Quarter-over-Quarter Context

QuarterRevenue ($ B)EPS ($)Op. MarginNotes
Q1 202510.546.6131.7 %Post-price hikes, strong growth
Q2 202511.087.1934.1 %High margin before tax charge
Q3 202511.515.8728 %Brazil charge hit earnings ≈ –$1 EPS

Valuation Insight

  • At $1,160/share (after-hours Oct 21), Netflix’s market cap ≈ $500 B.
  • Trailing 12-mo EPS ≈ $19.7 → P/E ≈ 59x, above its 5-yr average (35–45x).
  • Free cash flow yield ≈ 1.8 %.
  • Revenue growth (+17 %) and margin trend are solid, but valuation assumes sustained high growth and ad execution.

Netflix Inc. (NFLX) Technical Analysis

Fibonacci Support and Resistance:
– Support Levels:
– Level 1: $1,191.06
– Level 2: $1,163.31
– Level 3: $1,143.22

  • Resistance Levels:
  • Level 1: $1,219.03
  • Level 2: $1,231.12
  • Level 3: $1,248.60

Relative Strength Index (RSI):
– Current RSI is 58.66, indicating a neutral condition, not oversold or overbought.

Williams %R:
– Current value is -6.33, suggesting a potential overbought condition.

Average Directional Index (ADX):
– Value is 15.83, implying weak trend strength currently.

Standard Deviation (Volatility Measure):
– Current standard deviation is 24.17, indicating moderate volatility.

Moving Averages:
– 50-Day SMA: $1,214.54
– 200-Day SMA: $1,111.99

Trend Analysis:
– The stock is trading above both the 50-day and 200-day SMAs, indicating a bullish trend.

Entry Strategy

Long Entry:
– Justification: The stock’s price is above both short-term (50-day) and long-term (200-day) moving averages, indicating a bullish trend.

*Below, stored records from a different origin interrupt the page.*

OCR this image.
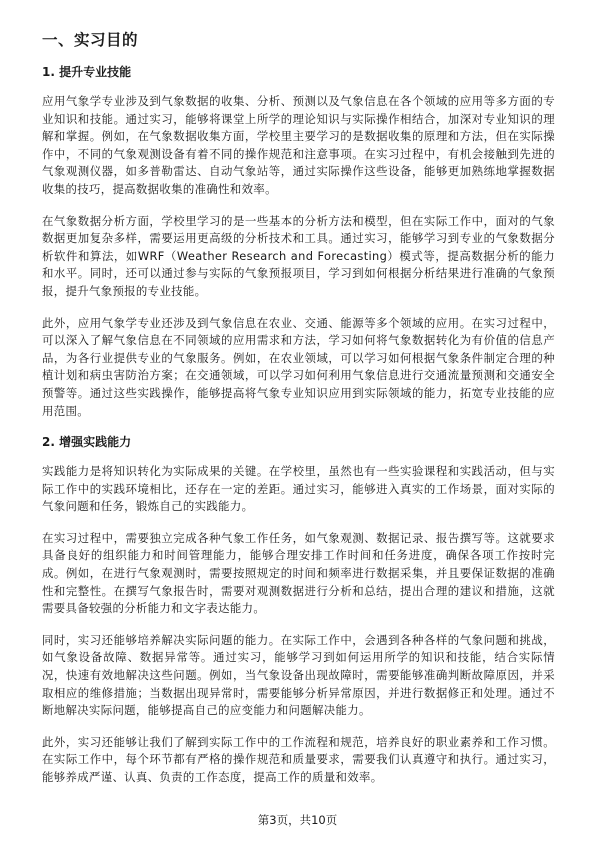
一、实习目的
1. 提升专业技能

应用气象学专业涉及到气象数据的收集、分析、预测以及气象信息在各个领域的应用等多方面的专业知识和技能。通过实习，能够将课堂上所学的理论知识与实际操作相结合，加深对专业知识的理解和掌握。例如，在气象数据收集方面，学校里主要学习的是数据收集的原理和方法，但在实际操作中，不同的气象观测设备有着不同的操作规范和注意事项。在实习过程中，有机会接触到先进的气象观测仪器，如多普勒雷达、自动气象站等，通过实际操作这些设备，能够更加熟练地掌握数据收集的技巧，提高数据收集的准确性和效率。

在气象数据分析方面，学校里学习的是一些基本的分析方法和模型，但在实际工作中，面对的气象数据更加复杂多样，需要运用更高级的分析技术和工具。通过实习，能够学习到专业的气象数据分析软件和算法，如WRF（Weather Research and Forecasting）模式等，提高数据分析的能力和水平。同时，还可以通过参与实际的气象预报项目，学习到如何根据分析结果进行准确的气象预报，提升气象预报的专业技能。

此外，应用气象学专业还涉及到气象信息在农业、交通、能源等多个领域的应用。在实习过程中，可以深入了解气象信息在不同领域的应用需求和方法，学习如何将气象数据转化为有价值的信息产品，为各行业提供专业的气象服务。例如，在农业领域，可以学习如何根据气象条件制定合理的种植计划和病虫害防治方案；在交通领域，可以学习如何利用气象信息进行交通流量预测和交通安全预警等。通过这些实践操作，能够提高将气象专业知识应用到实际领域的能力，拓宽专业技能的应用范围。

2. 增强实践能力

实践能力是将知识转化为实际成果的关键。在学校里，虽然也有一些实验课程和实践活动，但与实际工作中的实践环境相比，还存在一定的差距。通过实习，能够进入真实的工作场景，面对实际的气象问题和任务，锻炼自己的实践能力。

在实习过程中，需要独立完成各种气象工作任务，如气象观测、数据记录、报告撰写等。这就要求具备良好的组织能力和时间管理能力，能够合理安排工作时间和任务进度，确保各项工作按时完成。例如，在进行气象观测时，需要按照规定的时间和频率进行数据采集，并且要保证数据的准确性和完整性。在撰写气象报告时，需要对观测数据进行分析和总结，提出合理的建议和措施，这就需要具备较强的分析能力和文字表达能力。

同时，实习还能够培养解决实际问题的能力。在实际工作中，会遇到各种各样的气象问题和挑战，如气象设备故障、数据异常等。通过实习，能够学习到如何运用所学的知识和技能，结合实际情况，快速有效地解决这些问题。例如，当气象设备出现故障时，需要能够准确判断故障原因，并采取相应的维修措施；当数据出现异常时，需要能够分析异常原因，并进行数据修正和处理。通过不断地解决实际问题，能够提高自己的应变能力和问题解决能力。

此外，实习还能够让我们了解到实际工作中的工作流程和规范，培养良好的职业素养和工作习惯。在实际工作中，每个环节都有严格的操作规范和质量要求，需要我们认真遵守和执行。通过实习，能够养成严谨、认真、负责的工作态度，提高工作的质量和效率。

第3页，共10页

However, weak ADX suggests weak trend strength, which warns caution.
– Recommendation: Enter on pullbacks to the support level around $1,191.06, with confirmation of renewed buying pressure.

Short Entry:
– Justification: Williams %R indicates potential overbought conditions; however, the overall bullish trend in moving averages and RSI does not strongly support a short entry.
– Recommendation: Exercise caution with short positions; consider this if the stock breaks below $1,163.31 with increasing selling momentum.

Bottom Line

  • Strengths: Accelerating ad tier, record engagement, high free cash flow, disciplined spending.
  • Weaknesses: EPS miss from tax charge and FX; margin compression; premium valuation.
  • Outlook: Management guides steady growth and 29 % FY margin. If ad business keeps scaling and content spend stays efficient, fundamentals support long-term bullishness.

Given the pullback (~-6.5 % AH), the stock looks technically extended but fundamentally intact — the decline seems reactionary to the EPS miss rather than business weakness.
Our view: it’s not overvalued on long-term growth potential if ad revenue expands as expected.: it’s not overvalued on long-term growth potential if ad revenue expands as expected.

This analysis is generated with AI assistance and is not investment advice.